World champion Lewis Hamilton has led the tributes to Formula One race director Charlie Whiting following his death at the age of 66.
Just days before the start of the 2019 F1 season, Whiting's death was confirmed on Thursday after suffering a pulmonary embolism in Melbourne.
In a statement, FIA president Jean Todt described Whiting as "a central and inimitable figure in Formula One" and added that the sport had "lost a faithful friend and a charismatic ambassador".
The news broke ahead of the first drivers' media conference of the year, and those in attendance added their tributes to the former F1 mechanic – Whiting having worked for Nelson Piquet in his title seasons in 1981 and 1983.

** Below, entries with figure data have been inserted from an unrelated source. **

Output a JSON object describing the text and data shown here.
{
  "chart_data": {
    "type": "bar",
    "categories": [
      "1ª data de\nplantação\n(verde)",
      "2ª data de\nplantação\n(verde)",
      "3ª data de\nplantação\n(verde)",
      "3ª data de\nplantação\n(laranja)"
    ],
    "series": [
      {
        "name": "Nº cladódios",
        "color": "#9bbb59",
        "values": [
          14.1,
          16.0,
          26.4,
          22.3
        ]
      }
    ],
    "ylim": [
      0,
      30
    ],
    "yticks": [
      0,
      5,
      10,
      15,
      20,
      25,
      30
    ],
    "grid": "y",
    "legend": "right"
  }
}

"I've known Charlie since I started in 2007," said Hamilton. "Obviously incredibly shocked this morning to hear the sad news. My thoughts and prayers are with his family. What he did for the sport, his commitment, he really was a pillar, such an iconic figure within the sporting world, and he contributed so much to us. May he rest in peace."

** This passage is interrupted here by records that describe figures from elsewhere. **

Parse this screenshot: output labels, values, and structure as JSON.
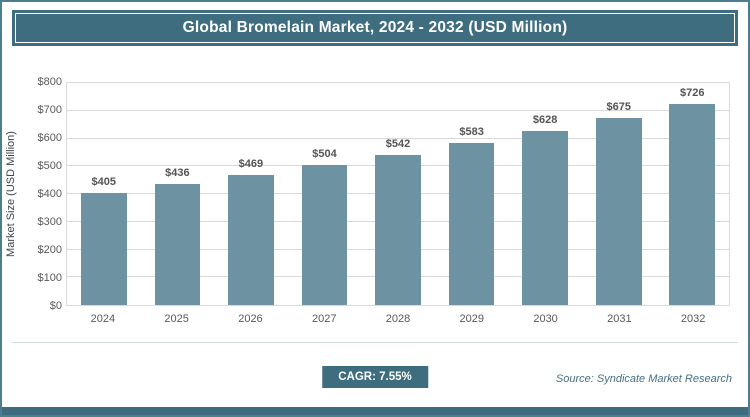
{
  "chart_data": {
    "type": "bar",
    "title": "Global Bromelain Market, 2024 - 2032 (USD Million)",
    "ylabel": "Market Size (USD Million)",
    "xlabel": "",
    "categories": [
      "2024",
      "2025",
      "2026",
      "2027",
      "2028",
      "2029",
      "2030",
      "2031",
      "2032"
    ],
    "values": [
      405,
      436,
      469,
      504,
      542,
      583,
      628,
      675,
      726
    ],
    "labels": [
      "$405",
      "$436",
      "$469",
      "$504",
      "$542",
      "$583",
      "$628",
      "$675",
      "$726"
    ],
    "ylim": [
      0,
      800
    ],
    "ytick_step": 100,
    "yticks": [
      "$0",
      "$100",
      "$200",
      "$300",
      "$400",
      "$500",
      "$600",
      "$700",
      "$800"
    ],
    "grid": true,
    "legend": "none"
  },
  "footer": {
    "cagr": "CAGR: 7.55%",
    "source": "Source: Syndicate Market Research"
  },
  "colors": {
    "header_bg": "#3e6d80",
    "bar": "#6d93a3",
    "badge_bg": "#3e6d80",
    "bottom_strip": "#3e6d80",
    "frame_border": "#4e7d90",
    "grid": "#d9d9d9"
  }
}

Vettel revealed he had spent some time with Whiting on Wednesday walking the Albert Park track, and his death had come as a complete shock to the German.

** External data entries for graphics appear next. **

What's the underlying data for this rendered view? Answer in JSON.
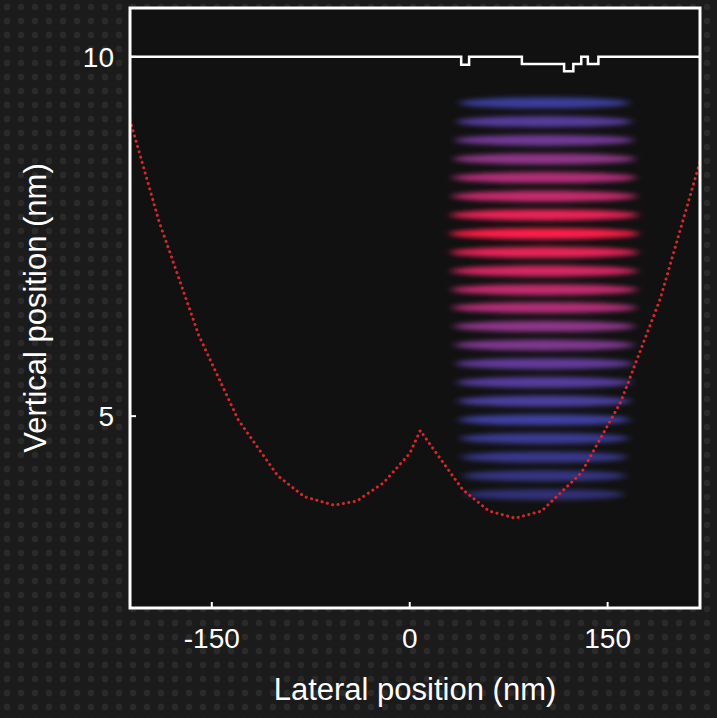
{
  "chart_data": {
    "type": "line",
    "xlabel": "Lateral position (nm)",
    "ylabel": "Vertical position (nm)",
    "xlim": [
      -212,
      220
    ],
    "ylim": [
      2.33,
      10.68
    ],
    "xticks": [
      -150,
      0,
      150
    ],
    "yticks": [
      5,
      10
    ],
    "grid": false,
    "series": [
      {
        "color": "#d8262c",
        "line_style": "dotted",
        "x": [
          -212,
          -190,
          -160,
          -130,
          -100,
          -80,
          -57,
          -40,
          -20,
          0,
          8,
          20,
          40,
          60,
          80,
          100,
          130,
          160,
          190,
          220
        ],
        "values": [
          9.12,
          7.71,
          6.13,
          4.95,
          4.17,
          3.88,
          3.76,
          3.82,
          4.07,
          4.48,
          4.8,
          4.49,
          3.98,
          3.68,
          3.58,
          3.68,
          4.21,
          5.2,
          6.64,
          8.54
        ]
      },
      {
        "color": "#ffffff",
        "line_style": "solid",
        "x": [
          -212,
          39,
          39,
          45,
          45,
          85,
          85,
          117,
          117,
          124,
          124,
          130,
          130,
          135,
          135,
          143,
          143,
          220
        ],
        "values": [
          10,
          10,
          9.89,
          9.89,
          10,
          10,
          9.9,
          9.9,
          9.8,
          9.8,
          9.9,
          9.9,
          10,
          10,
          9.9,
          9.9,
          10,
          10
        ]
      }
    ],
    "density": {
      "x_range": [
        30,
        174
      ],
      "colors": [
        "#5b5cff",
        "#ff1f4a"
      ],
      "y": [
        9.36,
        9.1,
        8.84,
        8.58,
        8.32,
        8.06,
        7.8,
        7.54,
        7.28,
        7.02,
        6.76,
        6.51,
        6.25,
        5.99,
        5.73,
        5.47,
        5.21,
        4.95,
        4.69,
        4.43,
        4.17,
        3.91
      ],
      "intensity": [
        0.35,
        0.5,
        0.6,
        0.7,
        0.8,
        0.85,
        0.95,
        1.0,
        0.95,
        0.9,
        0.85,
        0.8,
        0.7,
        0.65,
        0.55,
        0.5,
        0.45,
        0.4,
        0.3,
        0.25,
        0.2,
        0.12
      ]
    }
  }
}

The four-time champion said: "I was as shocked as we all are, still now, when I heard the news this morning, especially because I spoke to him yesterday and walked the track for the first couple of corners together with him. It's difficult to grasp when somebody's just not there anymore.
"I've known him for a long time and he was sort of our man, our drivers' man. Obviously there's regulations and all that and then there's us and he was the middle man. He was someone you could ask anything, at any time. He was open to everyone, any time his door was always open.
"He was a racer, he was just a very nice guy. The whole paddock, the whole circus, the whole family of Formula 1, all our thoughts are with him and especially his family in these difficult circumstances."
Robert Kubica – who has returned to F1 after nine years away – added: "It's a hard moment. I saw Sebastian walking with Charlie yesterday and I thought I would not interrupt them because I was going to see him on Friday in the drivers' briefing. Unfortunately that will not be the case.
"It's very sad. He was a kind of icon of Formula One but not only Formula One. He was really the kind of person you could always trust and commit, so it's a very sad moment. My thoughts are with his family."